A New Church Among Least Reached Immigrants in America

UPDATES | NORTH AMERICA
June 2023

By SP, A SEND team member of Diaspora | North America

When we launched the SEND Diaspora team in this area in 2019, we joined hands with a network of workers who had been serving the Arabic speaking community here for several years, starting Discovery Bible Study (DBS) groups, and had seen several people from Muslim backgrounds come to faith and be baptized. There was no organized church, but several who would meet for DBS a couple times a month.

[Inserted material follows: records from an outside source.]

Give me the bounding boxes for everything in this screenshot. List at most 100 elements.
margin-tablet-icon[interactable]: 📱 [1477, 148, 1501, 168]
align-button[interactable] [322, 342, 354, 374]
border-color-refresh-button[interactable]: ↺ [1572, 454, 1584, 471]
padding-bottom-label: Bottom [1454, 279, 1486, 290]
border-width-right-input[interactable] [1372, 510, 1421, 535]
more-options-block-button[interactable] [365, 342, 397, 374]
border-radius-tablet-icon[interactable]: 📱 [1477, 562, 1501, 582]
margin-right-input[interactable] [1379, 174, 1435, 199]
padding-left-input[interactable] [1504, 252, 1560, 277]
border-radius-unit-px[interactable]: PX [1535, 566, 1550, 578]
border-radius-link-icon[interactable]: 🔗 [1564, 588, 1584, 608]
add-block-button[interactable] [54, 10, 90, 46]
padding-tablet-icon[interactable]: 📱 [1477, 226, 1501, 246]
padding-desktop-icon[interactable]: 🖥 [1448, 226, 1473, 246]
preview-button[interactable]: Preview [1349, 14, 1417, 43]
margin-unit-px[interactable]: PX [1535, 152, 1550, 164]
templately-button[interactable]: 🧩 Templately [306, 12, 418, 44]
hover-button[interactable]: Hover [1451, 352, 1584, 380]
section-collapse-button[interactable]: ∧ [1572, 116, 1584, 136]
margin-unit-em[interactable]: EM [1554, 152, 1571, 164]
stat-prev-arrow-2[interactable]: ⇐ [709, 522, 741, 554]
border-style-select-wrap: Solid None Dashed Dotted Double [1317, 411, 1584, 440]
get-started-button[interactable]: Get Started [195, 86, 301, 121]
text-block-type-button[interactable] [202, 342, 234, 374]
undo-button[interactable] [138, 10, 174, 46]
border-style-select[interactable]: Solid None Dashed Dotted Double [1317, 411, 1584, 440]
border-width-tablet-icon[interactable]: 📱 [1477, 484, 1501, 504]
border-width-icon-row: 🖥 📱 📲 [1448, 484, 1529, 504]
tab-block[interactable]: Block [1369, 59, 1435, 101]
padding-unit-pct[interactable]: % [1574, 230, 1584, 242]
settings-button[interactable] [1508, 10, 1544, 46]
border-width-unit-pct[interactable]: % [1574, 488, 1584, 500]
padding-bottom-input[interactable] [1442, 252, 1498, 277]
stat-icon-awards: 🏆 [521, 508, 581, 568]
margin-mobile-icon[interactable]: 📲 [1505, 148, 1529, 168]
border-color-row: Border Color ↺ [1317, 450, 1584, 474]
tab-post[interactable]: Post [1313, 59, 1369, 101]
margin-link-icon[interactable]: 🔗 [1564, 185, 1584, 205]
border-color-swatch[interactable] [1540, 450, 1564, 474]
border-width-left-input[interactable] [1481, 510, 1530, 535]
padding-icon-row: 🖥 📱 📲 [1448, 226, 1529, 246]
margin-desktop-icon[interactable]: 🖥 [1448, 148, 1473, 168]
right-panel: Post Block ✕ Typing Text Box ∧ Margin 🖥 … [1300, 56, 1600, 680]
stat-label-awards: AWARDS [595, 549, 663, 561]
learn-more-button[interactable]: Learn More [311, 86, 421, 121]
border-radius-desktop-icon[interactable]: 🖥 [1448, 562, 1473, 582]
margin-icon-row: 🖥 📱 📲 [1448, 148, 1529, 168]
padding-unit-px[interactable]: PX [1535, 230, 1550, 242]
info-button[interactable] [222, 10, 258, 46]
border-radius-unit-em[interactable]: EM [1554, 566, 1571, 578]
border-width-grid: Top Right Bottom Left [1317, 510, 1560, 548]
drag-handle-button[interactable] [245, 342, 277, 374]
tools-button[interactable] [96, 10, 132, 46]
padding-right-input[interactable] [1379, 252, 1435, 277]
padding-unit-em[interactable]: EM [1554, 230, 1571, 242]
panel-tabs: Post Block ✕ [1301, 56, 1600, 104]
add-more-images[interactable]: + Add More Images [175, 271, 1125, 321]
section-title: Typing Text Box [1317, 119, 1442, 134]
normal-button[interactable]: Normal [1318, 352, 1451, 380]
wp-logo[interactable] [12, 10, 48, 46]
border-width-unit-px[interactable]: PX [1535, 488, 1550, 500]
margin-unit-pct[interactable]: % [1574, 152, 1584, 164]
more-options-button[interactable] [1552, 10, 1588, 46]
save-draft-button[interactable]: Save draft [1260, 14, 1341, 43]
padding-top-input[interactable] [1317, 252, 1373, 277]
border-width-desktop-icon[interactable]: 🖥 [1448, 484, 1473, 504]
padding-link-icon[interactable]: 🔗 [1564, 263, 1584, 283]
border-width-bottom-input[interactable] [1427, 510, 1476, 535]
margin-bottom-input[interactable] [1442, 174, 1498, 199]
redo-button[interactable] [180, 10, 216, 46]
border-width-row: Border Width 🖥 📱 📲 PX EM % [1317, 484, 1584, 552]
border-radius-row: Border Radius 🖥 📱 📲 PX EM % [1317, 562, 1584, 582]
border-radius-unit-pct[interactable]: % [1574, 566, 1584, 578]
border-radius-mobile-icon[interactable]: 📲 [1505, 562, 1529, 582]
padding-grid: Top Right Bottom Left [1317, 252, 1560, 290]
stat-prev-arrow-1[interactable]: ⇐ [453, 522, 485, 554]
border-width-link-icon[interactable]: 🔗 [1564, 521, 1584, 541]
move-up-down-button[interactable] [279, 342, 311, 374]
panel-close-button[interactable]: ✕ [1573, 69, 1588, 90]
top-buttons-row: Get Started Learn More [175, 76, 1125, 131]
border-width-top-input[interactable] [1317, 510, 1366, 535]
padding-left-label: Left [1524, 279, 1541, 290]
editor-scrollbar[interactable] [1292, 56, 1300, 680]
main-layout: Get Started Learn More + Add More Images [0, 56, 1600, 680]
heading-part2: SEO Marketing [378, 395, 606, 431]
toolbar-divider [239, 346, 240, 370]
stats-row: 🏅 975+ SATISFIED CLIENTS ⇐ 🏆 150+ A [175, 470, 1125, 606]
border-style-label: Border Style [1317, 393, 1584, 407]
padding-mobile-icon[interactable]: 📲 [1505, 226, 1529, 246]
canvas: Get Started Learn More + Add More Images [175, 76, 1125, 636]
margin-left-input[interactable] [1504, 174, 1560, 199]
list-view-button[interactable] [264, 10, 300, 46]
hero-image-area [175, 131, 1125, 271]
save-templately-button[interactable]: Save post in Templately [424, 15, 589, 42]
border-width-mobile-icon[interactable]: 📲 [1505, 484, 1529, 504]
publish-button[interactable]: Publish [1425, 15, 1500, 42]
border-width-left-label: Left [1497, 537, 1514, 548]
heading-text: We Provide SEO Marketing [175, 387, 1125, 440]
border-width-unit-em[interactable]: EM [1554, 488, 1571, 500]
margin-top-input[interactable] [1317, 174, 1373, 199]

The SEND team encouraged this group to form a church of these young believers, and those who were serving among them, as we see church planting among these least reached groups as our mandate as a team in line with SEND’s vision. This group began to meet regularly, and a formal “launch” was celebrated by the larger church network of which this church is a part. This church has grown and has become multicultural and multilingual, including Muslim background people from the Middle East and Central and Southern Asia. Several Muslim background believers who have been in the area longer have joined this fellowship as they sense a common heritage with the younger believers of the church.

To accommodate the different cultural and language groups, a typical gathering includes worship in English, with Arabic and occasionally Turkish, Uzbek, or Russian lyrics. Teaching sessions are translated into Arabic for the native Arabic speakers present. Breakout groups follow worship. Groups form at tables based on the common languages of those present, and the DBS model is applied as groups study the Word.



The SEND team devotes our work to welcoming new families from Muslim backgrounds who are resettling in this area. We introduce these families to the new church at special celebrations and trust God to draw new neighbors into this local fellowship, and into His kingdom. We also serve actively in the new church, teaching children and in ministry to adults, as we contribute to the work of making disciples among these Muslim background groups.

We are learning that multicultural church fellowships are being used by God in this time of unprecedented global migration to draw in those who share a common faith tradition and background even when they come out of different cultures and languages.

As younger believers from Muslim backgrounds teach from their experience, God brings his truth in relevant ways to others that understand a Muslim worldview. Currently, the fellowship has around a dozen Muslim background believers and at least that many others who have experience serving in Muslim contexts internationally and/or locally.